Delocalizzazione Riello

Ancora una volta, nonostante l’accordo sottoscritto da sindacati e industriali e l’annuncio di una legge anti delocalizzazione che non arriva, una multinazionale ha deciso di chiudere, licenziare e delocalizzare. Questa volta tocca agli operai dello stabilimento della Riello di Villanova di Cepagatti, in provincia di Pescara. L’azienda produttrice di caldaie di proprietà di una multinazionale americana ha da poco comunicato ai 90 lavoratori dello stabilimento abruzzese i licenziamenti entro 75 giorni. L’azienda si prepara a trasferirsi in Polonia, per anticipare una crisi che ancora non c’è.

Ai microfoni di Radio Popolare Lorenza Ghidini ha intervistato Barbara Tibaldi, segretaria nazionale della Fiom Cgil. Potete riascoltare l’intervista integrale nel podcast della puntata di Prisma di mercoledì 8 settembre 2021.

Il governo sta lavorando a un decreto anti delocalizzazione. Con chi sta trattando? Ha aperto un dialogo con i sindacati per capire come mettere un argine a questa situazione?

La prima cosa da dire con forza è che il governo non ha aperto nessun dialogo con i sindacati. Non conosciamo il testo su cui sta lavorando. Si sono aperte le gabbie e sono venuti fuori i peggiori difetti della politica e dell’industria internazionale. Il problema della politica è la sua incapacità di guidare. Aziende come la Riello e la Whirlpool facevano parte di un tessuto industriale che grazie all’incapacità della politica di proteggere il lavoro è stato svenduto e colonizzato. Quando la politica non guida e non protegge non fa il suo mestiere, scalda solo le sedie.

Dall’altro lato le multinazionali hanno dimostrato tutta la loro avidità. Queste grandi aziende vanno via per guadagnare e speculare ancora di più. Davanti a questa barbarie un Paese sensato dovrebbe sedersi a un tavolo e pensare al bene comune. Dovrebbere mettere da un lato i rappresentanti dei lavoratori, dall’altro i quelli delle aziende e cercare di aprire un dialogo. Servirebbe una politica più autorevole capace di attivare canali internazionali che impediscano ottiche speculatorie. Annunciare per un mese e mezzo una legge che dovrebbe impedire la delocalizzazione è assolutamente Insufficiente.

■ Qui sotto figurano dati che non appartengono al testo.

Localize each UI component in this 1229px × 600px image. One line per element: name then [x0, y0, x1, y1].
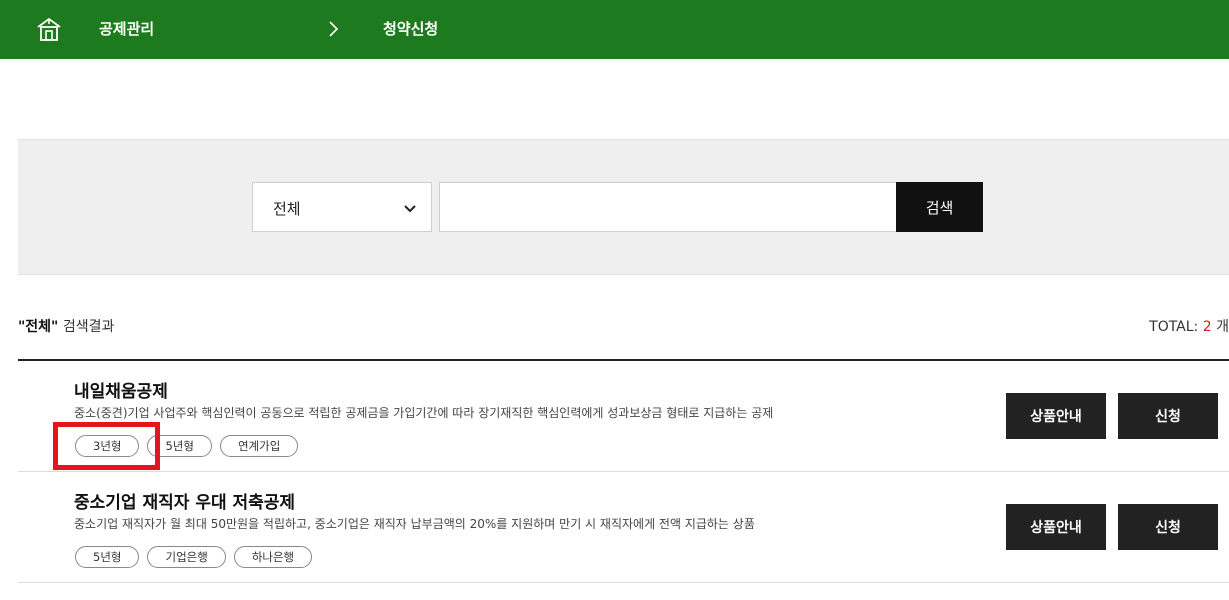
- product-title[interactable]: 내일채움공제: [74, 377, 168, 402]
- product-tag[interactable]: 3년형: [75, 435, 140, 457]
- search-result-label: "전체" 검색결과: [18, 316, 114, 336]
- product-tags: 3년형 5년형 연계가입: [75, 435, 299, 457]
- chevron-down-icon: [403, 201, 417, 215]
- top-navigation-bar: 공제관리 청약신청: [0, 0, 1229, 59]
- product-tag[interactable]: 기업은행: [147, 546, 226, 568]
- chevron-right-icon: [326, 20, 342, 38]
- product-info-button[interactable]: 상품안내: [1006, 393, 1106, 439]
- product-description: 중소기업 재직자가 월 최대 50만원을 적립하고, 중소기업은 재직자 납부금…: [74, 517, 755, 531]
- search-button[interactable]: 검색: [896, 182, 983, 232]
- product-tag[interactable]: 5년형: [75, 546, 140, 568]
- apply-button[interactable]: 신청: [1118, 504, 1218, 550]
- product-description: 중소(중견)기업 사업주와 핵심인력이 공동으로 적립한 공제금을 가입기간에 …: [74, 406, 774, 420]
- category-select-value: 전체: [273, 200, 301, 218]
- apply-button[interactable]: 신청: [1118, 393, 1218, 439]
- total-count-value: 2: [1202, 319, 1212, 335]
- search-result-suffix: 검색결과: [62, 319, 115, 335]
- product-tag[interactable]: 하나은행: [233, 546, 313, 568]
- product-tags: 5년형 기업은행 하나은행: [75, 546, 313, 568]
- search-input[interactable]: [439, 182, 897, 232]
- product-tag[interactable]: 5년형: [147, 435, 212, 457]
- product-item: 중소기업 재직자 우대 저축공제 중소기업 재직자가 월 최대 50만원을 적립…: [18, 472, 1229, 583]
- breadcrumb-level2[interactable]: 청약신청: [383, 18, 438, 39]
- product-title[interactable]: 중소기업 재직자 우대 저축공제: [74, 488, 295, 513]
- search-result-query: "전체": [18, 319, 59, 335]
- total-unit: 개: [1216, 319, 1229, 335]
- total-label: TOTAL:: [1149, 319, 1199, 335]
- breadcrumb-level1[interactable]: 공제관리: [99, 18, 154, 39]
- product-tag[interactable]: 연계가입: [219, 435, 299, 457]
- product-info-button[interactable]: 상품안내: [1006, 504, 1106, 550]
- product-item: 내일채움공제 중소(중견)기업 사업주와 핵심인력이 공동으로 적립한 공제금을…: [18, 361, 1229, 472]
- category-select[interactable]: 전체: [252, 182, 432, 232]
- total-count: TOTAL: 2 개: [1149, 316, 1229, 336]
- home-icon[interactable]: [36, 16, 62, 42]
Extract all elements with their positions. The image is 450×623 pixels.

Nelle bozze iniziali del decreto anti delocalizzazione si parlava dell’obbligo per un’azienda che vuole delocalizzare di trovare un advisor e cercare dei compratori. Che fine hanno fatto queste ipotesi? 

Il problema è che spesso non si incontrano advisor ma opportunisti. Le false reindustrializzazioni coprono completamente il sud del nostro Paese.
È di pochi giorni fa la notizia di un’impresa del casertano che ha aperto un tavolo di reindustrializzazione in cui sono coinvolte diverse aziende. Una di queste ha preso dei soldi, ha finto di assumerne dei lavoratori, non ha mai iniziato la produzione e ha proposto  di trasferirli in un’altra regione. Servirebbe una legge che metta dei paletti e che consideri un monitoraggio, una regia e soprattutto che non liberi immediatamente le mani alle multinazionali.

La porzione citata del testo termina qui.